Ai-je besoin de la définir ? Le ministère n'a plus une majorité suffisante dans les deux Chambres pour rester au pouvoir avec utilité pour le pays et avec dignité pour lui-même.

M. Orts. - Je demande la parole.

.M. Dechamps. - L'opposition conservatrice, par cela seul qu'elle est minorité, ne peut pas parvenir au pouvoir et, dans les circonstances actuelles, ne pourrait pas légitimement le garder.

La dissolution des Chambres ? Mais d'abord qui la ferait ? Il n'y a pas d'exemple, dans aucun parlement, je pense, que la dissolution des Chambres ait été accordée deux fois au même ministère : une fois pour lui permettre, étant minorité, d'arriver au pouvoir, et une fois pour l'empêcher d'en sortir. (Interruption.)

La dissolution, messieurs, faite dans des conditions de complète et impartiale justice pour les partis, n'a rien assurément qui nous effraye ; mais je me hâte d ajouter, c'est là mon appréciation, que je ne pense pas que la dissolution puisse modifier essentiellement la situation actuelle.

L'équilibre entre les partis serait maintenu, avec cette différence (page 185) probable qu'après les élections générales, cet équilibre pencherait vers nous, tandis qu'aujourd'hui il penche vers vous.

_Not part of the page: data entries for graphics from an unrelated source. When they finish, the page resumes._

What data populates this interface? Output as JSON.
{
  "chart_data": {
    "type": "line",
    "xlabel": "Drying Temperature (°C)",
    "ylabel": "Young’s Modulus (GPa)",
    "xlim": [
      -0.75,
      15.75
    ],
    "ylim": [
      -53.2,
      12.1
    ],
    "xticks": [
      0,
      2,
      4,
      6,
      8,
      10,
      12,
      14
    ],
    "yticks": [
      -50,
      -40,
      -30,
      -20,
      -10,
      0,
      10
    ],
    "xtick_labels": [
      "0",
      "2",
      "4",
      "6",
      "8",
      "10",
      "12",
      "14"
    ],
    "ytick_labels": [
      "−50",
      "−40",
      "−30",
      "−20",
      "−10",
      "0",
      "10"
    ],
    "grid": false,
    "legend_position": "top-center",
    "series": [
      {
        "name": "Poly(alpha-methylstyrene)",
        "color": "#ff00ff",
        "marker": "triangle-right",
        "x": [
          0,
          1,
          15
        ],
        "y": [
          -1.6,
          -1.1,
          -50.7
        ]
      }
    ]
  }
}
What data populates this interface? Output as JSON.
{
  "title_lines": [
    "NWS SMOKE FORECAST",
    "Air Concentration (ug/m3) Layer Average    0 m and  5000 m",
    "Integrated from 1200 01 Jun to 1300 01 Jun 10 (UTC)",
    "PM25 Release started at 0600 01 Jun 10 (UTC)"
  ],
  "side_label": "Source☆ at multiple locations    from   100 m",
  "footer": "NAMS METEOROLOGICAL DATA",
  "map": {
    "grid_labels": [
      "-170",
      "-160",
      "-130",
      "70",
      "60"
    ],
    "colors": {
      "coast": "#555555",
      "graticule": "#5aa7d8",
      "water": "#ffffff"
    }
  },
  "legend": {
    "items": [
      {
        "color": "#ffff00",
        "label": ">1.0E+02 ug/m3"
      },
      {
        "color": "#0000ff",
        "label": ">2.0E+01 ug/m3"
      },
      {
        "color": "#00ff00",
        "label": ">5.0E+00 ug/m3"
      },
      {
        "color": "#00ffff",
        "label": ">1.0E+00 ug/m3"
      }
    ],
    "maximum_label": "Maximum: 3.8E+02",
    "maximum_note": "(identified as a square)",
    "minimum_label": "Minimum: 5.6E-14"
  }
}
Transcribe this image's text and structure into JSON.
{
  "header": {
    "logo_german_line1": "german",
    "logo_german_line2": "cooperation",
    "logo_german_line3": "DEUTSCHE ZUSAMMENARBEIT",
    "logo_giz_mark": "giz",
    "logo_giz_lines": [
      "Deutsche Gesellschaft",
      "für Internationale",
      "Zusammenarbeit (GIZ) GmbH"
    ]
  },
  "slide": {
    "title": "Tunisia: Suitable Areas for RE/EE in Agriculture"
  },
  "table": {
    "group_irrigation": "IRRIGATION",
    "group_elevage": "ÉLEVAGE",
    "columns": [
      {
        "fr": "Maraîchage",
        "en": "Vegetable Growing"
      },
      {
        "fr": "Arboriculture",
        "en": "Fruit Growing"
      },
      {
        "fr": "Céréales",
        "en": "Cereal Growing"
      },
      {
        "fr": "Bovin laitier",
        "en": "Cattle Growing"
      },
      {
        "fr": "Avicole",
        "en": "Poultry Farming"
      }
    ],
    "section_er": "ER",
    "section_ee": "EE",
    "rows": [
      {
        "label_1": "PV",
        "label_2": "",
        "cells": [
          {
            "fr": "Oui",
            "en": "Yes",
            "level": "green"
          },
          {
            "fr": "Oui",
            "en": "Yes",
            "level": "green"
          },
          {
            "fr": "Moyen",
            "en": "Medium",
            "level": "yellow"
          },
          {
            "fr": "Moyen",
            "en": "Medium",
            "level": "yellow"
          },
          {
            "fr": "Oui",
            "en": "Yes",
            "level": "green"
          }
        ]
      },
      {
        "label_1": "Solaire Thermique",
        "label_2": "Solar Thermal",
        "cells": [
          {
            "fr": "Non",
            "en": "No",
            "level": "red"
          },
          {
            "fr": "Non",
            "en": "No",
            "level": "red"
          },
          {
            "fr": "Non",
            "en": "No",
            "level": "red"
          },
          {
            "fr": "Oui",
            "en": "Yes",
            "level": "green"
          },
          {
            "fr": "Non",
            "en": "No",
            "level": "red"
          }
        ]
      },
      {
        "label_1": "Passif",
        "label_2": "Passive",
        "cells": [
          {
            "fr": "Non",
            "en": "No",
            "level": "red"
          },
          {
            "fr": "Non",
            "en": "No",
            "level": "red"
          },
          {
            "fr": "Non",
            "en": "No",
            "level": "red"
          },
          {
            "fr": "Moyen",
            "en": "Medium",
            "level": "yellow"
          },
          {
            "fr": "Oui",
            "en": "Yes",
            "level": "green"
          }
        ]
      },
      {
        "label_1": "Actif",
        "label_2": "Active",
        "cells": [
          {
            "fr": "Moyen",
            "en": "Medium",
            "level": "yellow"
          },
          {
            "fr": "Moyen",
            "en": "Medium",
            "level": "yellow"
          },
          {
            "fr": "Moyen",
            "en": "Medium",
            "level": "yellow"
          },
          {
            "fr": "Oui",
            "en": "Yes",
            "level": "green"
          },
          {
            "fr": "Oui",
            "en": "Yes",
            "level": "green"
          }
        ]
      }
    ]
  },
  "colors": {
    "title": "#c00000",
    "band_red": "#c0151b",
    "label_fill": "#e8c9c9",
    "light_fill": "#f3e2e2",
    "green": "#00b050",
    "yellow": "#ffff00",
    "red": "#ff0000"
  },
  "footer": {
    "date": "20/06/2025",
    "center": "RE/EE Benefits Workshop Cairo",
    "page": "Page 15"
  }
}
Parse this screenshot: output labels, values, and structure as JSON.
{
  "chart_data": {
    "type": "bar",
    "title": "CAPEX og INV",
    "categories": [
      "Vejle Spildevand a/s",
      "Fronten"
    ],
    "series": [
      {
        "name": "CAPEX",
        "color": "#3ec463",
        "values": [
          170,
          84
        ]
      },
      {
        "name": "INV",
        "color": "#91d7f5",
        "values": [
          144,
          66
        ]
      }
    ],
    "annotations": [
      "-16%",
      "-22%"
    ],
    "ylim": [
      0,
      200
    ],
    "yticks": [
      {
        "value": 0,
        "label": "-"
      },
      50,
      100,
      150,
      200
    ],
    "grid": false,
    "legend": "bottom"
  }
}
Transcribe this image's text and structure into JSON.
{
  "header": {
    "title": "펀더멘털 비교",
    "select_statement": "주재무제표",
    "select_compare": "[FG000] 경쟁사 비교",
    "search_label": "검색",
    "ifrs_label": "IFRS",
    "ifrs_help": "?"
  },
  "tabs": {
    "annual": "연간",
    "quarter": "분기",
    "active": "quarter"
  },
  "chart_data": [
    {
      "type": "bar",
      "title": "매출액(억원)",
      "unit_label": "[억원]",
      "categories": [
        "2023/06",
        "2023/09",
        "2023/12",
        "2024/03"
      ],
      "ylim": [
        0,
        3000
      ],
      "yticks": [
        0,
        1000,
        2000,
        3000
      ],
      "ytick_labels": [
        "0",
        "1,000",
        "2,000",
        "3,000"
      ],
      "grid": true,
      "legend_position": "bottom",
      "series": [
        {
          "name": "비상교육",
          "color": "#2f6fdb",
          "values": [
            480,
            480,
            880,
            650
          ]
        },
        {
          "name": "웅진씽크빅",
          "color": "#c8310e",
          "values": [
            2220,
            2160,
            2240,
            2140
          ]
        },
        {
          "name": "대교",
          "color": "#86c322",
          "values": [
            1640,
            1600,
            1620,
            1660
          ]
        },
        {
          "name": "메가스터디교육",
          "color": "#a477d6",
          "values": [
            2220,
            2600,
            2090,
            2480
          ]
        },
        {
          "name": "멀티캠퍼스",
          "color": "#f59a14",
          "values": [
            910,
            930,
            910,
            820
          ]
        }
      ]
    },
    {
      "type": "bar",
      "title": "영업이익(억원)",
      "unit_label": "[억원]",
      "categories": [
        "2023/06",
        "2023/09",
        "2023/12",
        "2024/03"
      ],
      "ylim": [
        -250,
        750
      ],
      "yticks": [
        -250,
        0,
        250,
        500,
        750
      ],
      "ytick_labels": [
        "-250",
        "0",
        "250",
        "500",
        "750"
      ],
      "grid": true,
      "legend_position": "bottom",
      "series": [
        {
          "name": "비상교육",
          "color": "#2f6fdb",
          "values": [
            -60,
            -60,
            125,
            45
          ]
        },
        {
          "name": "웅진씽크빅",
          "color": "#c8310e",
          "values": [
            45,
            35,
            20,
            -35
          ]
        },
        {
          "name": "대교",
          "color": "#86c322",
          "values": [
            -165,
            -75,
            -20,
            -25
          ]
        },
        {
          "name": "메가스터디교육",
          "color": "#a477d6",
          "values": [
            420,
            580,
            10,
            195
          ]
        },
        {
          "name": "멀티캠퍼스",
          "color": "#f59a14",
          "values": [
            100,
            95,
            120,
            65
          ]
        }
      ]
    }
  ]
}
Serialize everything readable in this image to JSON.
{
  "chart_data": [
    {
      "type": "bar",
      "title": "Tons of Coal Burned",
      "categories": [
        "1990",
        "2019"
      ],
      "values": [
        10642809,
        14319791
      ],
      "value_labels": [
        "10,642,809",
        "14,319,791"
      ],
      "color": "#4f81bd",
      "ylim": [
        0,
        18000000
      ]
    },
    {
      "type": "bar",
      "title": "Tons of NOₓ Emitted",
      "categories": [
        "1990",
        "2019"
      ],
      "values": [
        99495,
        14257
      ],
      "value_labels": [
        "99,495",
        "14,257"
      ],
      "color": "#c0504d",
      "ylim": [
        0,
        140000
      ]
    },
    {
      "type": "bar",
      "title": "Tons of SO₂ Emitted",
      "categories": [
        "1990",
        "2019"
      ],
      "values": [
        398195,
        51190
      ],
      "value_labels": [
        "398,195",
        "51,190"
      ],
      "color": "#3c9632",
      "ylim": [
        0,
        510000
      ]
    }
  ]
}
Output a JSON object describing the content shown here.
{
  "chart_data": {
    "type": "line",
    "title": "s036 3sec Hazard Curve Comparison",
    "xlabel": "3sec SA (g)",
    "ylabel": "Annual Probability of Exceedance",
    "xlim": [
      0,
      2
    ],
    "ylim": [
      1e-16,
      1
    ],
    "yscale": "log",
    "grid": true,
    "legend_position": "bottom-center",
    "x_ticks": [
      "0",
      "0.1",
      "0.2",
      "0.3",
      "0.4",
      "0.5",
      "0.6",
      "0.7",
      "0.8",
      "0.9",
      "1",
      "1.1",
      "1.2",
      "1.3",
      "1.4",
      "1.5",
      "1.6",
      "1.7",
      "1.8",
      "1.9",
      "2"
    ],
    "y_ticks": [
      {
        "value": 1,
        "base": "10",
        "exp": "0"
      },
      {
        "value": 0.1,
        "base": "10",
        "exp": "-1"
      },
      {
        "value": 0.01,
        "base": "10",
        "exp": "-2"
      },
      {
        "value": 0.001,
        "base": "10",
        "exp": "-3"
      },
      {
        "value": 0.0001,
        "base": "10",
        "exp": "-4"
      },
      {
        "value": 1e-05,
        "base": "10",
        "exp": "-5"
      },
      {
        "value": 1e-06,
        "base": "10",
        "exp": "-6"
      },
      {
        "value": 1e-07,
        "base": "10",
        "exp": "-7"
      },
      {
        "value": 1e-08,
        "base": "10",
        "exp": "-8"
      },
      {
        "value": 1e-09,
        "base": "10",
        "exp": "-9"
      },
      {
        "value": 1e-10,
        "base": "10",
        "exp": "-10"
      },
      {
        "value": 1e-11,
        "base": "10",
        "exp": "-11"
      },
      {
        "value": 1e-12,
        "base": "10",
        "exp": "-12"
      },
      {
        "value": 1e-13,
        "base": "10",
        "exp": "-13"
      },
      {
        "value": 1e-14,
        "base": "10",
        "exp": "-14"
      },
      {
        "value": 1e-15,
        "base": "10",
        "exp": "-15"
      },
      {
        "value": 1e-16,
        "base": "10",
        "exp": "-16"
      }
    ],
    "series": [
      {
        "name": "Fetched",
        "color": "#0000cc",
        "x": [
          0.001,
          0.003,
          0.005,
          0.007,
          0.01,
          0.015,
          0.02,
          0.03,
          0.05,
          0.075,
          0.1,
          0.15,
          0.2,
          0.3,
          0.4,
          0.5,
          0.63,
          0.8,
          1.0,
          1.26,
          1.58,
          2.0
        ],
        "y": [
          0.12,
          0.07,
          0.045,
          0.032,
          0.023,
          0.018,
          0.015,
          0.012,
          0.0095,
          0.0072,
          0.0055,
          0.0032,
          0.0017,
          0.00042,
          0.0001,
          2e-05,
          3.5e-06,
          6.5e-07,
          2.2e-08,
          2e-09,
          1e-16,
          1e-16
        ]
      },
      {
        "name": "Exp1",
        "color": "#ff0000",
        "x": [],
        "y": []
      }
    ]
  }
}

Ainsi, messieurs, impossibilité ou difficulté extrême pour le ministère de rester au pouvoir ; impossibilité ou difficulté extrême pour l'opposition d'y arriver dans les circonstances où nous sommes ; dissolution sans résultat, à moins qu'on ne suppose qu'elle puisse jamais devenir une de ces mesures destinées à assurer la domination d'un parti sur l'autre, et cette supposition, il n'est permis à personne de la faire.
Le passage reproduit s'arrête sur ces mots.